Proxy Statement
Shareholder Proposals (Item 9 on Proxy Card)

Trust for The International Brotherhood of Electrical Workers’ Pension Benefit Fund, 900 Seventh Street, NW, Washington, DC 20001, owner of 149,425 shares of the Company’s common stock, proposes the following:

RESOLVED: That the stockholders of Verizon Communications, Inc. (“the Company”), assembled in Annual Meeting in person and by proxy, hereby request the Board of Directors to take the necessary steps to provide for cumulative voting in the election of directors, which means each stockholder shall be entitled to as many votes as shall equal the number of shares he or she owns multiplied by the number of directors to be elected, and he or she may cast all of such votes for a single candidate, or any two or more of them as he or she may see fit.”

SUPPORTING STATEMENT

Cumulative voting means that each shareholder may cast as many votes as equal the number of shares held, multiplied by the number of directors to be elected. Each shareholder may cast all such cumulated votes for a single candidate or split votes between one or more candidates, as each shareholder sees fit.

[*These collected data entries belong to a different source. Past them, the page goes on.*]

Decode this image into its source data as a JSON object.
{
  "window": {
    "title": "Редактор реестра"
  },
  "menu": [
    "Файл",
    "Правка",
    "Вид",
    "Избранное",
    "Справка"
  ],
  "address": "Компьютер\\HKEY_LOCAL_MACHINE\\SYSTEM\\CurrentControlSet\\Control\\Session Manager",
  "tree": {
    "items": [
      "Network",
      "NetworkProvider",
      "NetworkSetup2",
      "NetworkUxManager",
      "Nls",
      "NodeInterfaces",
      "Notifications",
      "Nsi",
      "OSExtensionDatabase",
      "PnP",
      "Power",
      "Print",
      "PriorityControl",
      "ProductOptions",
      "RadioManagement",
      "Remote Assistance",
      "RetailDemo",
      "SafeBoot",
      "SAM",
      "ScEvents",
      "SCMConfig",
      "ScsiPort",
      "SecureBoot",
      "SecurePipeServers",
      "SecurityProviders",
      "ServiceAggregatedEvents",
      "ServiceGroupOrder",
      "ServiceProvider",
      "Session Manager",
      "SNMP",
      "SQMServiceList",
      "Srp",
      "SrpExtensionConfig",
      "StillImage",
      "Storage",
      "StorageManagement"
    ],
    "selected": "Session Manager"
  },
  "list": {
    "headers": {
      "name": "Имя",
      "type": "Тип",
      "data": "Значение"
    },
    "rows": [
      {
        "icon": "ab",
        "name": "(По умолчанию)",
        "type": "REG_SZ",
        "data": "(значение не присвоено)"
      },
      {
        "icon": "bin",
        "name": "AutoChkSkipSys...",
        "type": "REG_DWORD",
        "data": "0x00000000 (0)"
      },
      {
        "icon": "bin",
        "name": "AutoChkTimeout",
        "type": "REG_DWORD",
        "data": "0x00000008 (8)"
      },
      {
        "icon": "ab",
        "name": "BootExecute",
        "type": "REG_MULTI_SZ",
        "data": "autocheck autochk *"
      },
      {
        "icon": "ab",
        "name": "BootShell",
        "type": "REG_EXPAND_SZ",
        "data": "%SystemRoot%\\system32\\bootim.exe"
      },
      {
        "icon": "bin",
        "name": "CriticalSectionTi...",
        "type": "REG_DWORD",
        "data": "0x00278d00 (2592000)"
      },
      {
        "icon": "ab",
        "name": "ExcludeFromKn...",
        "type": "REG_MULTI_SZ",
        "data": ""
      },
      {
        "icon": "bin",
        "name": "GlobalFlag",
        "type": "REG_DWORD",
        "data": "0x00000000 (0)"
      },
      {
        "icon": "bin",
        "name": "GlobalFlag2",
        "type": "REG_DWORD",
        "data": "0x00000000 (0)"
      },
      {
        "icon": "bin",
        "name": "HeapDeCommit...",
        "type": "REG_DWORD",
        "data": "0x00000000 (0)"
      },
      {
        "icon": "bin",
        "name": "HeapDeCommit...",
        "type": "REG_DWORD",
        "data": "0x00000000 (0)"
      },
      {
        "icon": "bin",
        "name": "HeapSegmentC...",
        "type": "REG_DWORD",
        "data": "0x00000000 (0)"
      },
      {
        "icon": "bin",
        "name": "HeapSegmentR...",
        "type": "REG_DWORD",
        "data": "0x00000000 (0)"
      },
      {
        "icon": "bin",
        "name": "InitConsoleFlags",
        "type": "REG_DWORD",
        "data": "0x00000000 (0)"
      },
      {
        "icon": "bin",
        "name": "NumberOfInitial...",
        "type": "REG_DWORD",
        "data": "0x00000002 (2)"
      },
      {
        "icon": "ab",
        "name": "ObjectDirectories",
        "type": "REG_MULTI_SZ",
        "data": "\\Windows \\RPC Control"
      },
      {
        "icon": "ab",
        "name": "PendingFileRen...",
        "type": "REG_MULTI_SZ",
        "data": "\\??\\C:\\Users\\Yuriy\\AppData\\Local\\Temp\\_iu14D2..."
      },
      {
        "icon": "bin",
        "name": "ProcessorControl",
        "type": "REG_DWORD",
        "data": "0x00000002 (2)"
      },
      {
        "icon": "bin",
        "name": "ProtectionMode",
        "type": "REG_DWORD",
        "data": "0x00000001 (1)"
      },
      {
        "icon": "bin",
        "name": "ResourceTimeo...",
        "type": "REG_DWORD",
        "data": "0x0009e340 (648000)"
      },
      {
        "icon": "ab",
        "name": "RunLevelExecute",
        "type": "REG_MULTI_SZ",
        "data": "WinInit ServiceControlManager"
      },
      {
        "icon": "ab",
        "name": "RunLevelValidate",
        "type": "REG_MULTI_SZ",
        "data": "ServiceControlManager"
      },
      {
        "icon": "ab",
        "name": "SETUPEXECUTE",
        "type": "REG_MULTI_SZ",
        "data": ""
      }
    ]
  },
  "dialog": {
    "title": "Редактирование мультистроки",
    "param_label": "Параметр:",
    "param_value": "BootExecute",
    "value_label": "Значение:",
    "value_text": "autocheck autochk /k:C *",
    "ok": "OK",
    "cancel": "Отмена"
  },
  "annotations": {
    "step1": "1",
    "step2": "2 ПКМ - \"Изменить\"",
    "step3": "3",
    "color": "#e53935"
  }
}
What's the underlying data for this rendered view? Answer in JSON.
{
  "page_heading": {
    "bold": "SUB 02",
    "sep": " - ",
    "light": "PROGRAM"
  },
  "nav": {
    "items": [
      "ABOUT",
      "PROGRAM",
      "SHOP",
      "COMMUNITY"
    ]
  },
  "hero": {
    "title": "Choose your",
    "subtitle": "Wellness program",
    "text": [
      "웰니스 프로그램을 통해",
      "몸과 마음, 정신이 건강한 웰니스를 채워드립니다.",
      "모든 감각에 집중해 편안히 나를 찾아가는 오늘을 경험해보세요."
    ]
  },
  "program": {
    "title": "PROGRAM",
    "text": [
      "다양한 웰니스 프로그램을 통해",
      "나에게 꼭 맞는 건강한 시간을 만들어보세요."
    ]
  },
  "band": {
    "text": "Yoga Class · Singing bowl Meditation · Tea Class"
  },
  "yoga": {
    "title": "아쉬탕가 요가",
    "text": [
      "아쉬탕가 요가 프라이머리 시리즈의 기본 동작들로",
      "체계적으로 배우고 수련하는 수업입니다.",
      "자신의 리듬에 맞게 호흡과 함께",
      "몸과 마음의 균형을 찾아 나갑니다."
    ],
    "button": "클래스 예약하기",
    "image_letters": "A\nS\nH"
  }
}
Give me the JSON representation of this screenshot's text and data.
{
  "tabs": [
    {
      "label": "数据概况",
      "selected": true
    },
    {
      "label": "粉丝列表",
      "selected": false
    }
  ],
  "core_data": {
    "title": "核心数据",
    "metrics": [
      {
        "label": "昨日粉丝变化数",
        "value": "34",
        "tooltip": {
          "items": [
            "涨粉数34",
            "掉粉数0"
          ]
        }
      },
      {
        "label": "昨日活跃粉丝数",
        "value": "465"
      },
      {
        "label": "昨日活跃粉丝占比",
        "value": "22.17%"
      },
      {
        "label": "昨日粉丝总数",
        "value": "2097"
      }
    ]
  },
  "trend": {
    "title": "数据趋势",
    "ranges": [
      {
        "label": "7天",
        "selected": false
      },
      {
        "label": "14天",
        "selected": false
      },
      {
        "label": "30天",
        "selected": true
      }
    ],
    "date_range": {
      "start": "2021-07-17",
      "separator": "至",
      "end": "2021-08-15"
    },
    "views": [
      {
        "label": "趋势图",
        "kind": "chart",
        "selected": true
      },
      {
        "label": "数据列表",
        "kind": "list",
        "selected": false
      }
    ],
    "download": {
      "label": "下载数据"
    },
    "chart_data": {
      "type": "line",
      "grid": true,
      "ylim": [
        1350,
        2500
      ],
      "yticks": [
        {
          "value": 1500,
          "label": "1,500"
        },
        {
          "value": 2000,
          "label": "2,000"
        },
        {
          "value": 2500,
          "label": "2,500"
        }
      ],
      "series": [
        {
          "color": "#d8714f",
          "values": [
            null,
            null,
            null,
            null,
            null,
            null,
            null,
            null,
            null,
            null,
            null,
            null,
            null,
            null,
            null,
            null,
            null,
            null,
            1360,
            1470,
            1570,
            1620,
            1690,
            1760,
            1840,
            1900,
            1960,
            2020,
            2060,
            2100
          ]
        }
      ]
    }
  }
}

We believe that cumulative voting increases the possibility of electing at least one director with a viewpoint independent of management. In our opinion, this will help achieve the objective of the board representing all shareholders.

We urge our fellow shareholders to vote yes for cumulative voting and the opportunity to enhance our Board with a more independent perspective.

BOARD OF DIRECTORS’ POSITION
Verizon strongly believes in shareholder democracy. At the present time, each share of Verizon common stock has one vote, and each candidate for Director must receive a majority of the votes cast to be elected to the Board. The entire Board of Directors is elected annually. Verizon’s Board believes that this is the most equitable system for electing Directors.

The Company adopted majority voting at the request of its shareholders. Cumulative voting is incompatible with majority voting. By permitting shareholders to aggregate their votes and cast them for only one or a limited number of directors, cumulative voting could easily result in the election of directors who receive less than a majority of the votes outstanding. Shareholders who cumulate their vote often do not vote for all of the candidates for directors and accordingly, some directors who receive very few “for” votes may be elected to the Board.

In addition, cumulative voting would permit special interest groups to leverage their voting power and elect one or more Directors. The Board is concerned that a Director elected by a “special interest” constituency may base decisions on the interests of the group responsible for his or her election rather than acting in the best interests of Verizon and all of its shareholders.

The Board of Directors firmly believes that the present system best assures that the elected directors will represent and act in the interests of all shareholders, and not just a particular group, and that this proposal is not in the best interests of Verizon and its shareholders.

The Board of Directors recommends that you vote AGAINST this proposal.